38 On 22 August 2006 a colonoscopy and an endoscopy were performed on the prisoner. The prisoner had been reporting abdominal pain and rectal bleeding. Nothing abnormal was found in either procedure.
39 The sentence hearing due to be held on 17 November 2006 was adjourned, because a further investigative procedure was about to be performed on the prisoner. The prisoner was reporting continued rectal bleeding. A colonoscopy was performed on 30 November 2006 but nothing abnormal was found.
40 There was no further medical report about the prisoner. The parties were content that I should proceed, without having any further medical report. The prisoner gave evidence, which I am prepared to accept, that, while the procedures which have been carried out have not detected anything abnormal, doctors have not categorically ruled out the possibility of the prisoner having cancer. The procedures have detected non-malignant growths, which will require surgery. This surgery can be arranged within the Correctional system.

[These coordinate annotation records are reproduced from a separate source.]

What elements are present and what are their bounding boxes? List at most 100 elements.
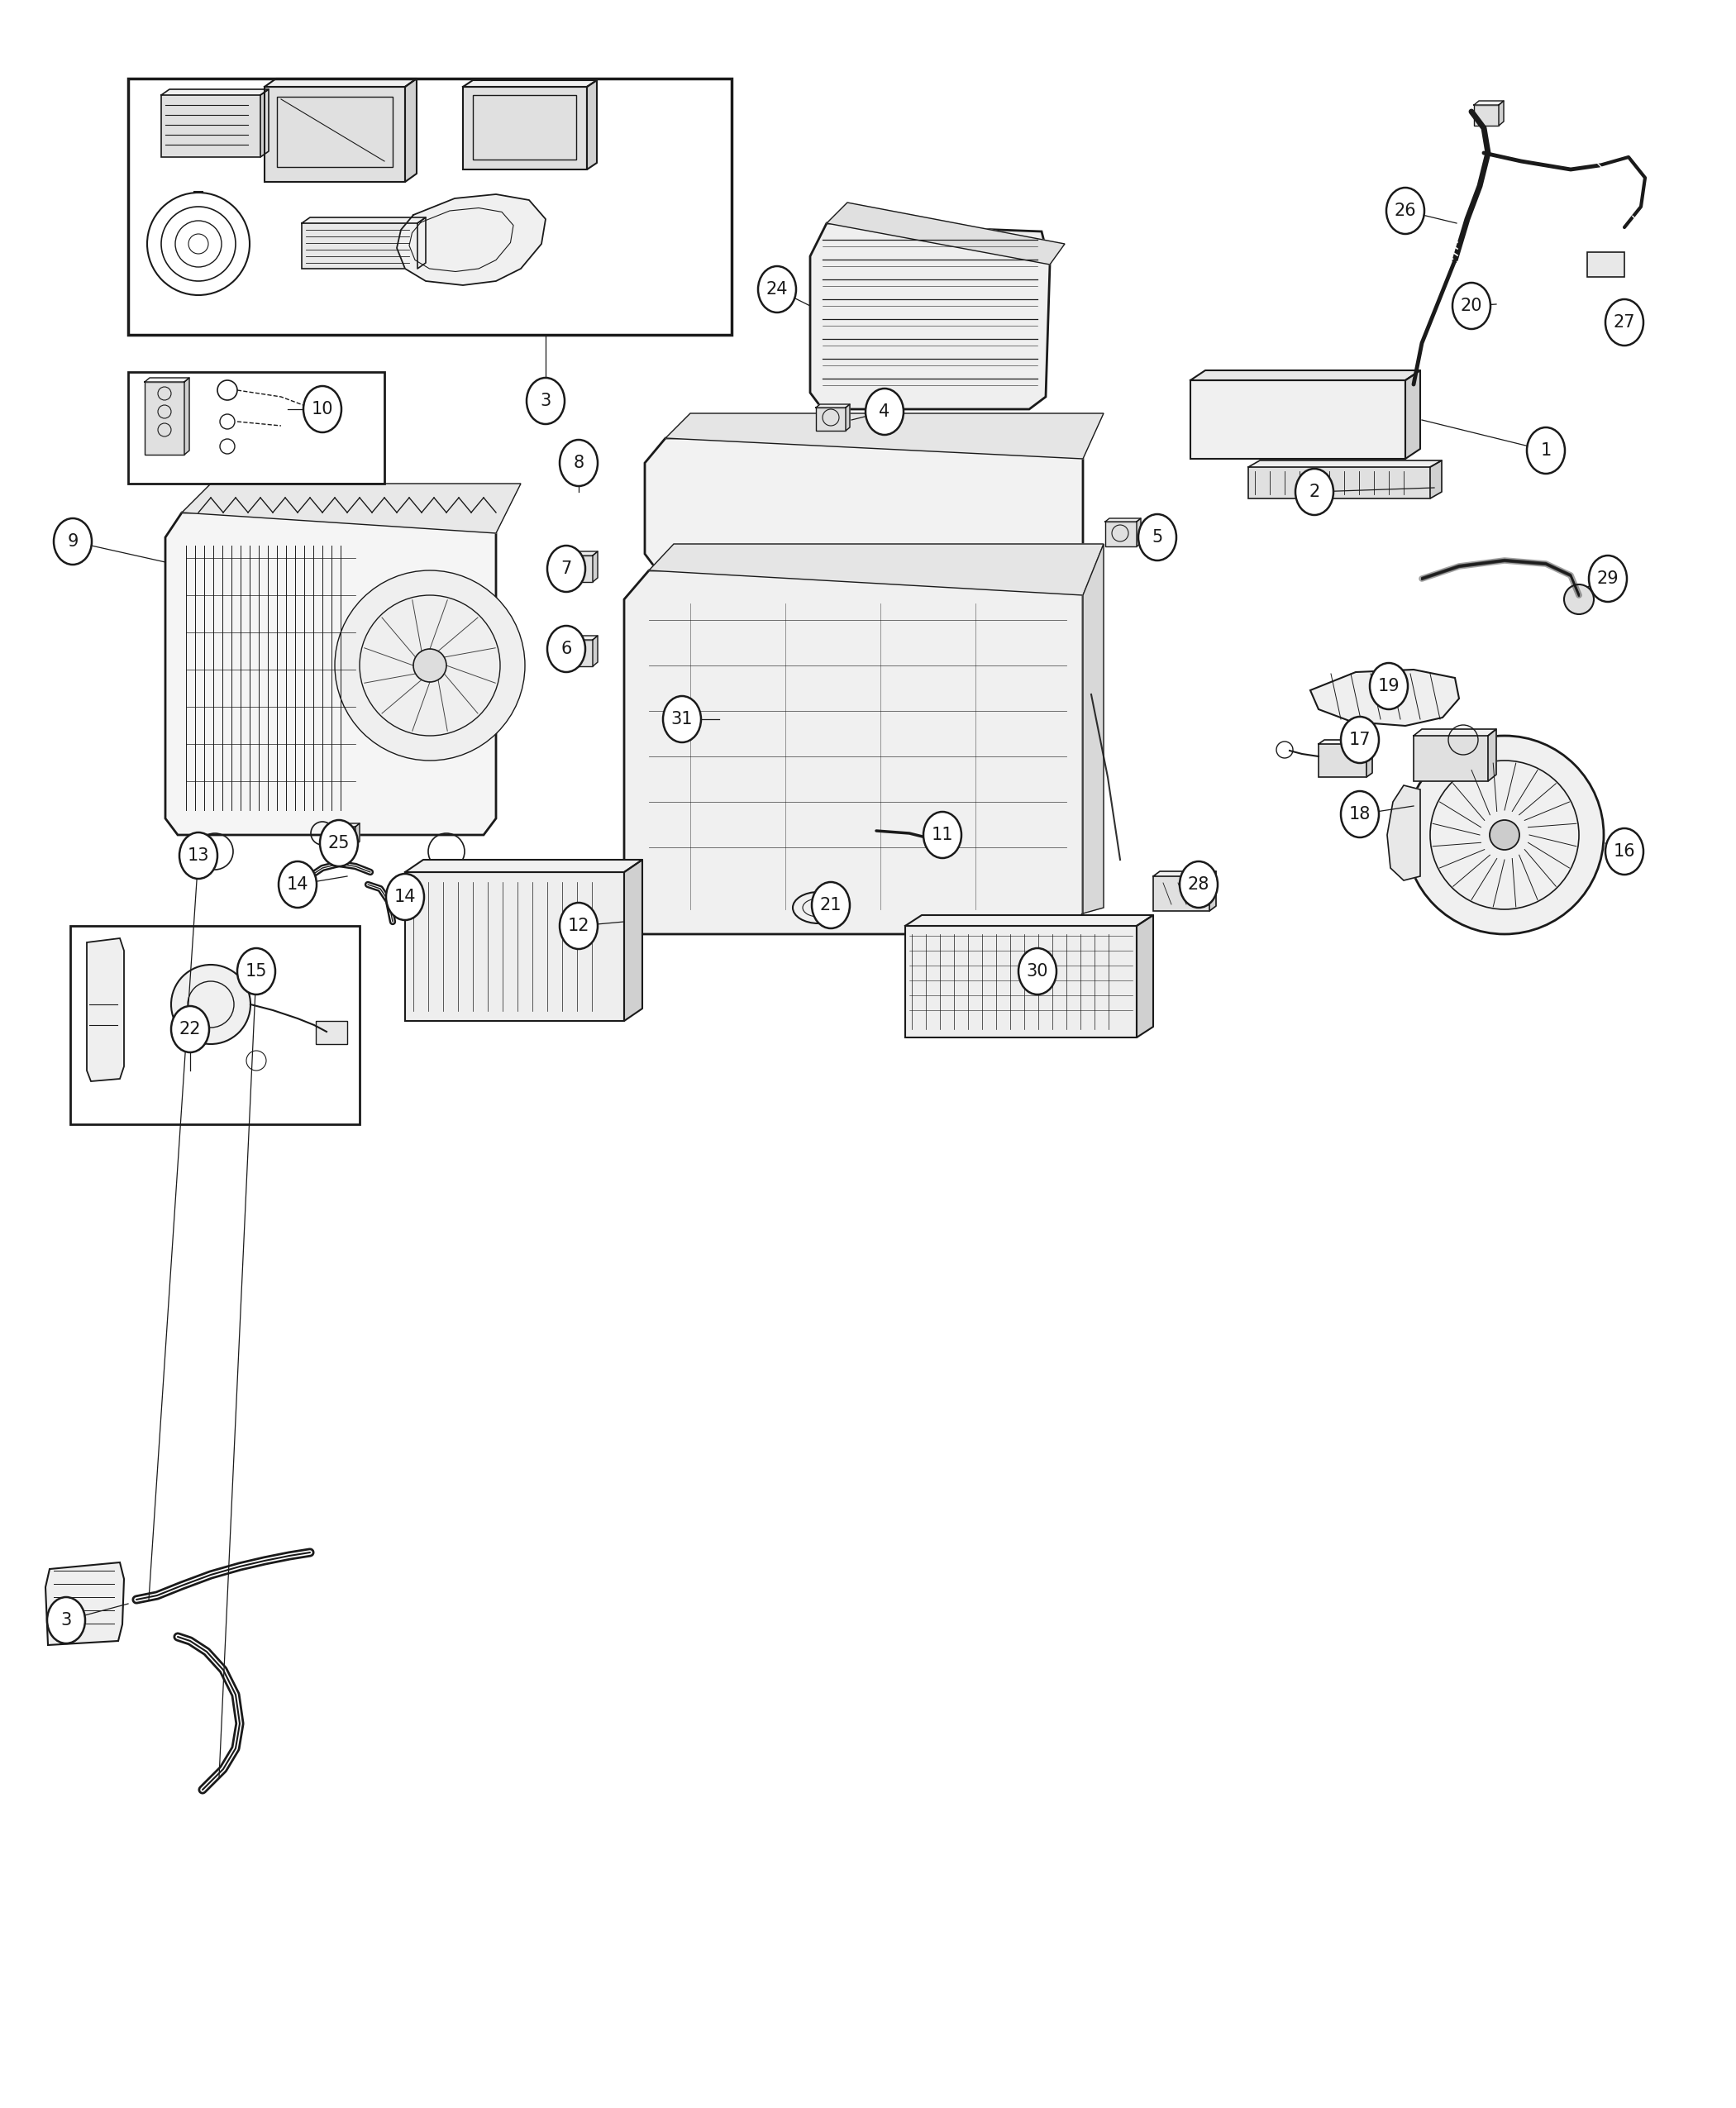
- Ellipse shape: [1370, 664, 1408, 708]
- Polygon shape: [264, 78, 417, 86]
- Polygon shape: [826, 202, 1064, 264]
- Polygon shape: [904, 915, 1153, 925]
- Ellipse shape: [1453, 282, 1491, 329]
- Polygon shape: [144, 377, 189, 382]
- Ellipse shape: [812, 881, 851, 928]
- Polygon shape: [404, 78, 417, 181]
- Ellipse shape: [1387, 188, 1424, 234]
- Polygon shape: [625, 571, 1083, 934]
- Text: 13: 13: [187, 847, 210, 864]
- Polygon shape: [1319, 740, 1371, 744]
- Ellipse shape: [1528, 428, 1564, 474]
- Ellipse shape: [924, 812, 962, 858]
- Polygon shape: [644, 438, 1083, 571]
- Text: 8: 8: [573, 455, 583, 472]
- Bar: [128, 78, 731, 335]
- Polygon shape: [1137, 915, 1153, 1037]
- Ellipse shape: [1606, 828, 1644, 875]
- Bar: [924, 826, 951, 843]
- Polygon shape: [811, 223, 1050, 409]
- Polygon shape: [326, 824, 359, 826]
- Bar: [1413, 736, 1488, 782]
- Ellipse shape: [179, 833, 217, 879]
- Polygon shape: [1474, 101, 1503, 105]
- Polygon shape: [464, 80, 597, 86]
- Text: 6: 6: [561, 641, 571, 658]
- Bar: [464, 86, 587, 169]
- Ellipse shape: [385, 875, 424, 919]
- Bar: [556, 557, 592, 582]
- Bar: [316, 1020, 347, 1043]
- Polygon shape: [45, 1562, 123, 1644]
- Text: 25: 25: [328, 835, 351, 852]
- Bar: [264, 86, 404, 181]
- Text: 5: 5: [1153, 529, 1163, 546]
- Ellipse shape: [1139, 514, 1177, 561]
- Polygon shape: [165, 512, 496, 835]
- Polygon shape: [1106, 519, 1141, 521]
- Text: 9: 9: [68, 533, 78, 550]
- Circle shape: [172, 965, 250, 1043]
- Ellipse shape: [866, 388, 903, 434]
- Polygon shape: [1210, 871, 1215, 911]
- Ellipse shape: [1180, 862, 1217, 909]
- Bar: [1191, 379, 1406, 460]
- Text: 3: 3: [61, 1613, 71, 1629]
- Text: 4: 4: [878, 403, 891, 419]
- Polygon shape: [556, 552, 597, 557]
- Polygon shape: [1137, 519, 1141, 546]
- Polygon shape: [587, 80, 597, 169]
- Text: 15: 15: [245, 963, 267, 980]
- Circle shape: [1564, 584, 1594, 613]
- Text: 20: 20: [1460, 297, 1483, 314]
- Polygon shape: [556, 637, 597, 641]
- Ellipse shape: [54, 519, 92, 565]
- Text: 28: 28: [1187, 877, 1210, 894]
- Bar: [302, 223, 417, 268]
- Circle shape: [1489, 820, 1519, 850]
- Ellipse shape: [759, 266, 797, 312]
- Polygon shape: [1488, 729, 1496, 782]
- Bar: [326, 826, 356, 845]
- Text: 30: 30: [1026, 963, 1049, 980]
- Text: 7: 7: [561, 561, 571, 578]
- Text: 14: 14: [394, 890, 417, 904]
- Polygon shape: [665, 413, 1104, 460]
- Text: 31: 31: [672, 710, 693, 727]
- Polygon shape: [182, 483, 521, 533]
- Ellipse shape: [319, 820, 358, 866]
- Ellipse shape: [1588, 557, 1627, 601]
- Bar: [161, 95, 260, 158]
- Polygon shape: [1387, 786, 1420, 881]
- Circle shape: [413, 649, 446, 683]
- Text: 12: 12: [568, 917, 590, 934]
- Text: 19: 19: [1378, 679, 1399, 694]
- Polygon shape: [1413, 729, 1496, 736]
- Circle shape: [335, 571, 524, 761]
- Ellipse shape: [238, 949, 276, 995]
- Polygon shape: [417, 217, 425, 268]
- Polygon shape: [356, 824, 359, 845]
- Polygon shape: [404, 860, 642, 873]
- Bar: [1587, 253, 1625, 276]
- Bar: [816, 407, 845, 430]
- Text: 27: 27: [1613, 314, 1635, 331]
- Text: 3: 3: [540, 392, 550, 409]
- Polygon shape: [816, 405, 851, 407]
- Text: 1: 1: [1540, 443, 1552, 460]
- Text: 14: 14: [286, 877, 309, 894]
- Bar: [128, 371, 384, 483]
- Bar: [1474, 105, 1498, 126]
- Ellipse shape: [47, 1598, 85, 1644]
- Polygon shape: [1248, 460, 1441, 468]
- Text: 26: 26: [1394, 202, 1417, 219]
- Text: 29: 29: [1597, 571, 1620, 586]
- Ellipse shape: [526, 377, 564, 424]
- Bar: [1319, 744, 1366, 778]
- Text: 2: 2: [1309, 483, 1319, 500]
- Polygon shape: [1366, 740, 1371, 778]
- Bar: [472, 95, 576, 160]
- Polygon shape: [161, 89, 269, 95]
- Ellipse shape: [172, 1006, 208, 1052]
- Text: 22: 22: [179, 1020, 201, 1037]
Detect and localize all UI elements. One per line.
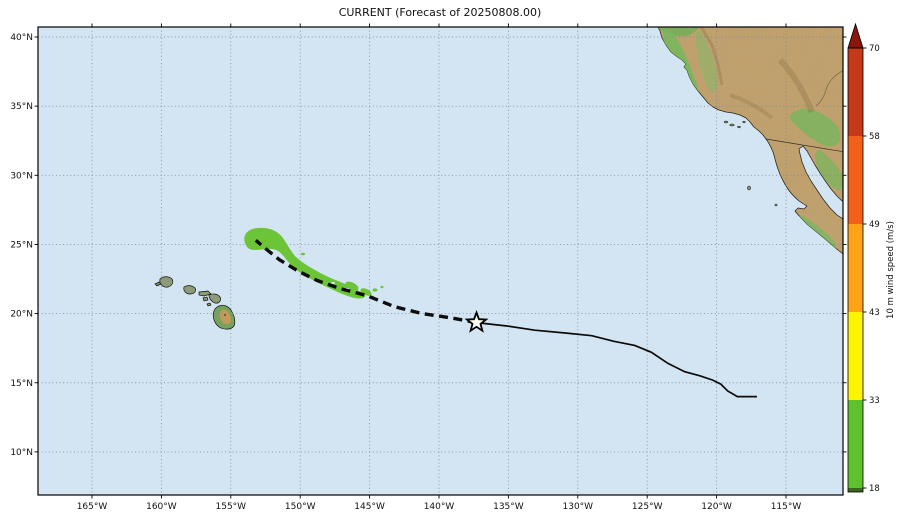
colorbar-segment xyxy=(848,136,863,224)
colorbar-tick-label: 58 xyxy=(869,132,880,142)
lon-tick-label: 125°W xyxy=(632,502,663,512)
colorbar-segment xyxy=(848,312,863,400)
colorbar-tick-labels: 18 33 43 49 58 70 xyxy=(869,44,880,494)
lat-tick-label: 25°N xyxy=(10,240,33,250)
lon-tick-label: 115°W xyxy=(771,502,802,512)
molokai xyxy=(198,290,212,297)
oahu xyxy=(183,285,196,295)
kauai xyxy=(159,276,174,288)
lat-tick-label: 40°N xyxy=(10,33,33,43)
lon-tick-label: 145°W xyxy=(354,502,385,512)
colorbar-segment xyxy=(848,224,863,312)
colorbar-over-arrow xyxy=(847,22,864,49)
observed-track xyxy=(476,321,757,398)
colorbar-segment xyxy=(848,488,863,492)
lon-tick-label: 140°W xyxy=(424,502,455,512)
colorbar-tick-label: 43 xyxy=(869,308,880,318)
plot-title: CURRENT (Forecast of 20250808.00) xyxy=(339,6,542,19)
axis-tick-labels: 165°W 160°W 155°W 150°W 145°W 140°W 135°W 130°W… xyxy=(10,33,801,512)
us-mexico-border xyxy=(765,138,843,153)
colorbar-tick-label: 70 xyxy=(869,44,880,54)
colorbar-axis-label: 10 m wind speed (m/s) xyxy=(886,221,896,319)
lon-tick-label: 150°W xyxy=(285,502,316,512)
forecast-track xyxy=(254,239,477,325)
lon-tick-label: 155°W xyxy=(216,502,247,512)
river xyxy=(815,69,843,107)
colorbar-outline xyxy=(847,47,864,493)
hawaii-islands xyxy=(154,276,236,330)
lon-tick-label: 120°W xyxy=(701,502,732,512)
current-position-star xyxy=(464,310,489,333)
axis-tick-marks xyxy=(34,23,847,499)
lat-tick-label: 10°N xyxy=(10,448,33,458)
maui xyxy=(208,293,221,304)
lon-tick-label: 135°W xyxy=(493,502,524,512)
colorbar-tick-label: 33 xyxy=(869,396,880,406)
colorbar-tick-marks xyxy=(863,47,867,489)
lon-tick-label: 130°W xyxy=(563,502,594,512)
lat-tick-label: 35°N xyxy=(10,102,33,112)
lon-tick-label: 160°W xyxy=(146,502,177,512)
map-frame xyxy=(37,26,844,496)
lat-tick-label: 20°N xyxy=(10,310,33,320)
lat-tick-label: 30°N xyxy=(10,171,33,181)
colorbar-tick-label: 49 xyxy=(869,220,880,230)
lat-tick-label: 15°N xyxy=(10,379,33,389)
colorbar-tick-label: 18 xyxy=(869,484,880,494)
ocean xyxy=(38,27,843,495)
lon-tick-label: 165°W xyxy=(77,502,108,512)
colorbar-segment xyxy=(848,400,863,488)
colorbar-segment xyxy=(848,48,863,136)
colorbar-segments xyxy=(848,48,863,492)
offshore-islands xyxy=(723,120,778,207)
map-plot-area xyxy=(38,27,843,495)
colorbar: 18 33 43 49 58 70 10 m wind speed (m/s) xyxy=(847,22,896,494)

41 Since he has been in custody the prisoner, despite being on protection, has successfully undertaken a number of courses, including courses in bible studies and counselling about gambling. He has favourable references from prison Chaplains.
42 The Court received victim impact statements from three sisters and the daughter of the victim, in which the makers of the statements expressed the grief and loss they have suffered as a result of the victim’s death.
43 I do not consider that any of the aggravating factors in s 21A(2) have been established. Contrary to submissions made by the Crown in written submissions, I do not consider that either par (d) or par (g) have been established as aggravating factors.
44 As to s 21A(3), I consider that the mitigating factor in par (b), that the offence was not planned, has been established. I do not find that the mitigating factor in par (c) has been established, although, as stated previously, I consider that the offence was committed while the prisoner was subject to some loss of self-control. I consider that the mitigating factors in pars (g) and (h) have been established. As regards par (i) I do not consider that the prisoner has shown remorse. In giving evidence in the proceedings on sentence the prisoner said that he was sorry for the members of the victim’s family. However, in the pre-sentence report he is reported as continuing to maintain his innocence.
45 The maximum sentence for an offence of murder is imprisonment for life. However, a life sentence is reserved for cases falling within the worst category of cases and it was not suggested by the Crown that a life sentence would be an appropriate sentence for the prisoner.
46 The standard non-parole period for the offence of murder is twenty years “for an offence in the middle of the range of objective seriousness”. All offences of murder are serious offences. However, I have concluded that the present offence is somewhat below the middle of the range of objective seriousness for offences of murder generally. I have found that the offence was unpremeditated and unplanned and committed during an argument with the victim in which the prisoner was subject to some loss of self-control. I further take into account that the prisoner’s custody is somewhat more onerous than that to which prisoners in the general prison population are subject.
47 The prisoner has been in custody since 12 July 2005 and I will make the sentence I impose commence from that date. It was not submitted that there were any special circumstances within s 44(2) of the Crimes (Sentencing Procedure) Act and I do not make any finding of special circumstances.
48 Bevan Joyce stand up. For the offence of the murder of Rosemary Joyce I sentence you to a non-parole period of sixteen years commencing on 12 July 2005 and expiring on 11 July 2021 and to a balance of term of five years commencing on 12 July 2021 and expiring on 11 July 2026. The earliest date on which you will be eligible for release on parole will be 11 July 2021.